The program concluded with information about activities taking place towards the development of Greek education for the benefit of both students and teachers through the efforts of “Prometheus” Board members. A Greek essay contest will be held in memory of Dr. George Papanicolaou, a pioneer in medical advances for early cervical cancer detection and inventor of the “pap smear”, on May 16, at a luncheon honoring Archbishop Demetrios. Five students will be awarded scholarships of $250 each for best essays. Also in the works are the first ever Greek Teachers Pension Fund and an educational trip to Greece for graduating students of Greek Afternoon School programs. The fund and program are spearheaded by Demosthenes Triantafillou who has worked in the past to organize several summer educational trips to Greece.
This year marks a commemorative year as the 100th anniversary of the genocide of Greeks in Asia Minor and the Greek diaspora. A history that has not been prevalently documented in books will be documented on foot on Fifth Avenue. On Sunday, April 22, the annual Greek Independence Day Parade in NYC, organized by the Federation of Hellenic American Societies, will have a special tribute to this dark chapter of world history. It’s not simply a sad chapter in Greek history alone. A genocide against any civilization or group of people based on their religious and cultural beliefs is a genocide against democracy. This special focus in the parade will represent a step forward in communicating it to ourselves as Greeks and to the world.

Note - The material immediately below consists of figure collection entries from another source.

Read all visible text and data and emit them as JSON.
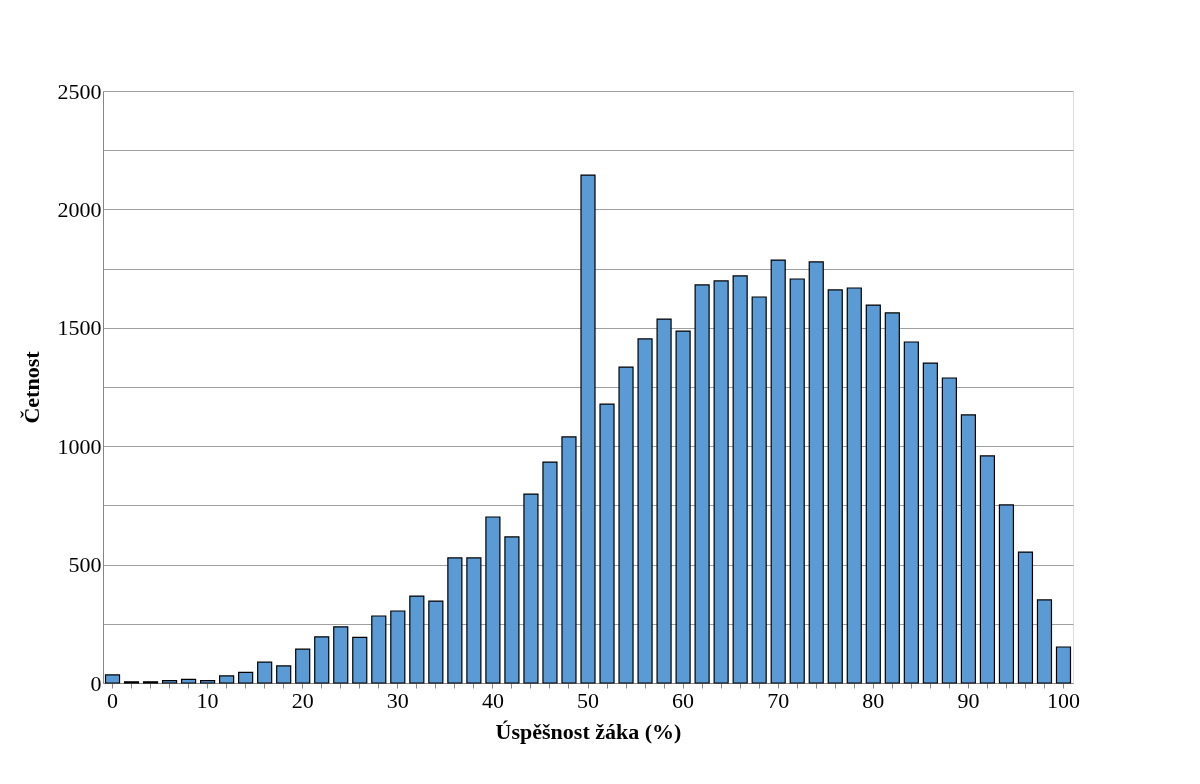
{
  "chart_data": {
    "type": "bar",
    "xlabel": "Úspěšnost žáka (%)",
    "ylabel": "Četnost",
    "categories": [
      "0",
      null,
      null,
      null,
      null,
      "10",
      null,
      null,
      null,
      null,
      "20",
      null,
      null,
      null,
      null,
      "30",
      null,
      null,
      null,
      null,
      "40",
      null,
      null,
      null,
      null,
      "50",
      null,
      null,
      null,
      null,
      "60",
      null,
      null,
      null,
      null,
      "70",
      null,
      null,
      null,
      null,
      "80",
      null,
      null,
      null,
      null,
      "90",
      null,
      null,
      null,
      null,
      "100"
    ],
    "values": [
      34,
      5,
      5,
      10,
      15,
      10,
      30,
      45,
      88,
      72,
      143,
      195,
      237,
      193,
      283,
      304,
      367,
      346,
      528,
      528,
      701,
      617,
      798,
      933,
      1039,
      2145,
      1178,
      1334,
      1453,
      1537,
      1486,
      1681,
      1698,
      1719,
      1630,
      1786,
      1706,
      1778,
      1660,
      1668,
      1596,
      1563,
      1440,
      1351,
      1288,
      1132,
      959,
      752,
      553,
      351,
      152
    ],
    "color": "#5b9bd5",
    "ylim": [
      0,
      2500
    ],
    "yticks": [
      0,
      {
        "value": 250,
        "label": null
      },
      500,
      {
        "value": 750,
        "label": null
      },
      1000,
      {
        "value": 1250,
        "label": null
      },
      1500,
      {
        "value": 1750,
        "label": null
      },
      2000,
      {
        "value": 2250,
        "label": null
      },
      2500
    ],
    "grid": "y"
  }
}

This symposium marked a first in a series of symposia that will discuss methodologies and practicums for Greek school curricula in an effort to apply the Ancient Greek motto of “ever to excel” in education. Mr. Triantafillou was a very fervent speaker. His determination to change the way we teach Greek education echoed loudly throughout the room and was mirrored by all those who spoke, presented, and attended the lecture. He reminded us all that “psychology, physics, theology….all came out of the metaphysics of Aristotle’s teachings. Philosophy is the cure of the soul.”

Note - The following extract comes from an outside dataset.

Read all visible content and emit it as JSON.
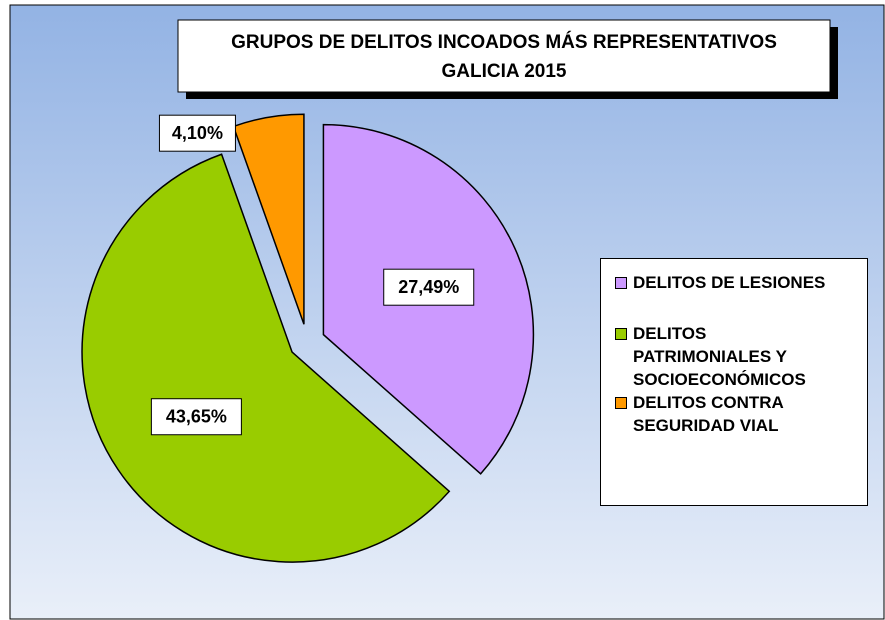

We can’t change history, but we can change the way we learn it and teach it, so that it has the impact it’s meant to have on the future of education. The genocide of Greeks in Asia Minor must be taught, especially in Greek history books and classes, if not all history classes. It reminds us all that an attack on Greek culture is an attack on the world – the world of freedom and democracy that our forebears created. I can only surmise that if we educate ourselves in Greek first, and not as Greeks for the sake of being Greek, we can continue to educate the world.